口うるさいお袋だが、まあ感謝だなと思う、天の邪鬼な僕だった。

| | コメント (8) | トラックバック (0)

2006年12月30日 (土)

まるで夕焼け空のような笑顔

まるで夕焼け空のような笑顔

新幹線から降り改札口に行くと、そこには年配の男性や女性など老若男女の人たちが待っていました。

みんな、電車から降りてくる子供や彼氏や彼女、家族を待ち構えていたのです。

娘に気がついたのか、頬を緩めるお父さん。目をキョロキョロさせている年配のご夫婦。

とてもとてもいい光景でした。






迎えに来てくれた親の車から撮った、夕焼け空の写真です。

空は雄大です。

| | コメント (4) | トラックバック (0)

ドナドナ

実家に帰ります。

今年は、いつもより荷物多めです。

オヤジにとお袋にと、親戚の人にとお土産を買ってきました。
手ぶらでは何かと思いまして・・・。




実家は雪がすごいと聞きました。
ぬるい暖冬で怠けた体に、耐えられるでしょうか(>_<)




電車に揺られて、徐々に実家へと近づいていっています。
その分、東京との距離は遠くなっていきます(当たり前ですが)。

ただ当たり前なのだけど、そう実感すると、距離という考え方の面白さと、僕は実家と東京との一直線上にいて、離れたりくっついたり、繋がったり思ったりしているのだなあと思いました。




電車は僕を運んでいきます。

| | コメント (2) | トラックバック (0)

2006年12月29日 (金)

ダレモガ、ヒョウゲンシャ

誰もがなり得る、表現者

写真家の人の気持ちがわかったかもしれない。




道を歩いていて、その道にぶつかるわき道を覗くと、そこにはビルとビルの間に挟まれた、素晴らしい夕焼け空がありました。
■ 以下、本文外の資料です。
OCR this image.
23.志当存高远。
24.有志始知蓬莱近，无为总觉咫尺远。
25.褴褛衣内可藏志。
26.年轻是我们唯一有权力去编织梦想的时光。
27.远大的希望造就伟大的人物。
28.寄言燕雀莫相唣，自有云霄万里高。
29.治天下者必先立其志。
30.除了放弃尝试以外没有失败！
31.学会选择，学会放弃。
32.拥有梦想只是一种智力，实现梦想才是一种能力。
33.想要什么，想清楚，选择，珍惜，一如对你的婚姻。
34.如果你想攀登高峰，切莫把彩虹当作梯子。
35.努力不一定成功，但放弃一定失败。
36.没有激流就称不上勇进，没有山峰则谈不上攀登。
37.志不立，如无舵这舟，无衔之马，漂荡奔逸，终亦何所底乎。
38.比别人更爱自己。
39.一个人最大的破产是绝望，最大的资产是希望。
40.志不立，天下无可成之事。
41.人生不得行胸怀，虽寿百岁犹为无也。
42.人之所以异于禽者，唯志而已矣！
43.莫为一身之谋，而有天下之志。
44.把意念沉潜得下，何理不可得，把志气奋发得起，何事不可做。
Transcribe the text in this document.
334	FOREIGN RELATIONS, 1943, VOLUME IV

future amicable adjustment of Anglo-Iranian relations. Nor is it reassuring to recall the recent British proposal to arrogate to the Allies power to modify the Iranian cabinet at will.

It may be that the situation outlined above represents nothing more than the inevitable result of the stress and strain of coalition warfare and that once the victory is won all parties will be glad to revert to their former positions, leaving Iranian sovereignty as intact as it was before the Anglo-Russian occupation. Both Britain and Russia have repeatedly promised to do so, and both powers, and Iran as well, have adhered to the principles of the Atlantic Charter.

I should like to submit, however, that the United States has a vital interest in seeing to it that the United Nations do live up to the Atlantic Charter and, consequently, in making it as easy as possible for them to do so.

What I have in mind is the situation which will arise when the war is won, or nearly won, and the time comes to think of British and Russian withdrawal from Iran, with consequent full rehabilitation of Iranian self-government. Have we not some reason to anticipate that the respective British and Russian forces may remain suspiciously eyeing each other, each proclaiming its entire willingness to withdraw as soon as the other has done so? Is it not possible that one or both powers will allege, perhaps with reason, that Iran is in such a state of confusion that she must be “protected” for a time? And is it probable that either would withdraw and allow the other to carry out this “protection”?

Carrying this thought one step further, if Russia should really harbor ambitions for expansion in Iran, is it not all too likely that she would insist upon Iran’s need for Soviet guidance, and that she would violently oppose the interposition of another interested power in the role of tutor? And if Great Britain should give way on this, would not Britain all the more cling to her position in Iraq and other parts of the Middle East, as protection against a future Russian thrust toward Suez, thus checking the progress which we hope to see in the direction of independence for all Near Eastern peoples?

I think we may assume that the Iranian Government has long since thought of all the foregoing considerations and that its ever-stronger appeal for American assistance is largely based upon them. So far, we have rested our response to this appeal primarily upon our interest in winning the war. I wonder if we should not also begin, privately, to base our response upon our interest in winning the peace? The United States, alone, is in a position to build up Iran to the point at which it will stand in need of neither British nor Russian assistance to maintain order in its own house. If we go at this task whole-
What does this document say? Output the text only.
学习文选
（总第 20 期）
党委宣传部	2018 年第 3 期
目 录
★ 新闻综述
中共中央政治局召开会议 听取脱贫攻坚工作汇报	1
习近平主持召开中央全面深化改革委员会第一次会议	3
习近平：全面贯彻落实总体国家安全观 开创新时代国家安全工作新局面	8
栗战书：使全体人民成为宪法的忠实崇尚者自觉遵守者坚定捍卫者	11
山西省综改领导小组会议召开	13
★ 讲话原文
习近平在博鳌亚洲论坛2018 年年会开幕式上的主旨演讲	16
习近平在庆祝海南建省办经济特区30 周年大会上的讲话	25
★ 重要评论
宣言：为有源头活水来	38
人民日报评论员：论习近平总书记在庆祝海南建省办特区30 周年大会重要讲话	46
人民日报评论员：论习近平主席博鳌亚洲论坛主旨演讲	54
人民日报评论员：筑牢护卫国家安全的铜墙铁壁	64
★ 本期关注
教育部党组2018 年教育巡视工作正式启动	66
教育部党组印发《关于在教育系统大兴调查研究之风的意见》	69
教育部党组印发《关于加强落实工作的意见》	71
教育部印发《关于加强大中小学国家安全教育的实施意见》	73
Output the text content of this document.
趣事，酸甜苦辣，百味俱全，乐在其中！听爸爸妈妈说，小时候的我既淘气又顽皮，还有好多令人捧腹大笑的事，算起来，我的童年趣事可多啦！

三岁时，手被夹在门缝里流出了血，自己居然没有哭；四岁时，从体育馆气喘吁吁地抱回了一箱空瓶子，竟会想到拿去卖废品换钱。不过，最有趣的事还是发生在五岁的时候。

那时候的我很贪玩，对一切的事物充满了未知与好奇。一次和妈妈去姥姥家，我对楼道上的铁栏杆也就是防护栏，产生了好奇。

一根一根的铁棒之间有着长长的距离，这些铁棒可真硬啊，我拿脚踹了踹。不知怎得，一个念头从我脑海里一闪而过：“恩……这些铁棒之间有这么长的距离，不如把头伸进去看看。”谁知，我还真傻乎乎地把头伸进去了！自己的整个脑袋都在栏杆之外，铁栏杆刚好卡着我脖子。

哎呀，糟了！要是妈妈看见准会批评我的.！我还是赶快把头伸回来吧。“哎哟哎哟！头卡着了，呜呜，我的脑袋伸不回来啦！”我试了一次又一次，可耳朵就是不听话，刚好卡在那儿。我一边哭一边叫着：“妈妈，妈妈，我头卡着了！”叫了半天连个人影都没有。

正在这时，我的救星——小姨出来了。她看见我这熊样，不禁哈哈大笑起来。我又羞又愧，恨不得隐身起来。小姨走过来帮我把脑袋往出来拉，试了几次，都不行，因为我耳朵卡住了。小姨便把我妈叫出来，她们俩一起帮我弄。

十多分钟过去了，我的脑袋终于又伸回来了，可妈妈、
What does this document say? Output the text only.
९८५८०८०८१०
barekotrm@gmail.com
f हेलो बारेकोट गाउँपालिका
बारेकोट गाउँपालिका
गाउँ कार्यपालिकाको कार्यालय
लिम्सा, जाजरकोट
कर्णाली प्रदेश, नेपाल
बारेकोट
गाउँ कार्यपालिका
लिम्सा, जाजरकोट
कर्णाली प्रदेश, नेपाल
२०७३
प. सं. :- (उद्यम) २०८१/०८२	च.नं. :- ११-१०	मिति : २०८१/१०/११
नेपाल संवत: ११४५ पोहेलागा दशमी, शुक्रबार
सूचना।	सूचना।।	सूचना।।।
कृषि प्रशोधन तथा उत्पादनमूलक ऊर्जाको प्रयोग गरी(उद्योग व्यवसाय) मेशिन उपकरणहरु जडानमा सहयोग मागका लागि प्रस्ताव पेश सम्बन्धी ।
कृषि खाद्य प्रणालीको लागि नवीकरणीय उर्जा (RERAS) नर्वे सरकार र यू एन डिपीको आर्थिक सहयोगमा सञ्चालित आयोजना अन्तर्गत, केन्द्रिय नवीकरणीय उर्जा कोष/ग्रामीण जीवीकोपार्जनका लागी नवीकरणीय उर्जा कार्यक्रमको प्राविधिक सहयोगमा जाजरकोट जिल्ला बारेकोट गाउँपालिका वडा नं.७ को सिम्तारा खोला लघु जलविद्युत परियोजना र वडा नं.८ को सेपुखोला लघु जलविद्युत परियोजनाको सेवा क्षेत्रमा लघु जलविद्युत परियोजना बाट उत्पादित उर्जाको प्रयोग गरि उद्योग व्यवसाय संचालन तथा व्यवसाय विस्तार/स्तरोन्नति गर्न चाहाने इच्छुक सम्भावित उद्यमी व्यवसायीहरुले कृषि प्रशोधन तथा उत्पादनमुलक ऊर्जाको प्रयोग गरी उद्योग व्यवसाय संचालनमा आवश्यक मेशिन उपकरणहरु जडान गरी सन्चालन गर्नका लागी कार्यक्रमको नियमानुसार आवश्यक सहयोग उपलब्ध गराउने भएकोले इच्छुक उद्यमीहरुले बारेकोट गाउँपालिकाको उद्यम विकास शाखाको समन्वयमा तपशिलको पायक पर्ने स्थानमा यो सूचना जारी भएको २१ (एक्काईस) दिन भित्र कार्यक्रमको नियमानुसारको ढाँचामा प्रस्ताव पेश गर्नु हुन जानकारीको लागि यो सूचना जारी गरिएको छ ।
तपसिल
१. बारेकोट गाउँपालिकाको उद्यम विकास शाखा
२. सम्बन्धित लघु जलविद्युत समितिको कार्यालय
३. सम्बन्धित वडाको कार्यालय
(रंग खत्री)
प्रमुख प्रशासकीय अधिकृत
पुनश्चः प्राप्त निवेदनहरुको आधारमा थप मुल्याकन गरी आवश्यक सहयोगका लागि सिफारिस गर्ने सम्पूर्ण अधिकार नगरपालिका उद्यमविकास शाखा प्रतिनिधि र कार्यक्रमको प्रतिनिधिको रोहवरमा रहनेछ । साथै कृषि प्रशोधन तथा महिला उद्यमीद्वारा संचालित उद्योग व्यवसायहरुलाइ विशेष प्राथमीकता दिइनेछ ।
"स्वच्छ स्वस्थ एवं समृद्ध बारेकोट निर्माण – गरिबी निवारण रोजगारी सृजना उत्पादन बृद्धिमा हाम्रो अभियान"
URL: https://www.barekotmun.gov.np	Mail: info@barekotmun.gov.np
思わず、カメラに収めたい衝動にかられ、携帯でカシャと撮ったのがこの写真。

そして、その写真を見せたいと思い、ブログに載せました。




写真に収めたい衝動

それを見せたいと思う衝動。

それって、写真家なのだなぁと思う、私でありました。





表現は全て衝動。

| | コメント (4) | トラックバック (1)

2006年12月28日 (木)

雨の中。ほんのり温かいたこ焼き。

前回のブログの流れで・・・

雨がやむことを教えてくれた、たこ焼き屋さんのお話。




僕がよく行く、このたこ焼き屋。
いつも店の前には多くの人が並んでいる。

この店の売りは、たこ焼きのおいしさ。
周りはかりっと焼き上げられていて、中はとろっとジューシー。
値段もすごくお手ごろで、並んでいる人をみては、
「そうだよね。並ぶよね。食べたいよね」
と、同感するのである。


ただ、ここの売りはおいしさだけではない。
ご主人の人柄である。

この店はご夫婦で経営されていて、狭い店の中で二人並んで仕事をしている。
ご主人は、客が買う出窓の前に立ち、客の対応をしながら器用にたこ焼きをまわしながら、パックにたこ焼きを詰める。
奥さんは隣で、たこ焼きの材料を鉄板に流し込むなど、たこ焼きになる最初の部分を担当している。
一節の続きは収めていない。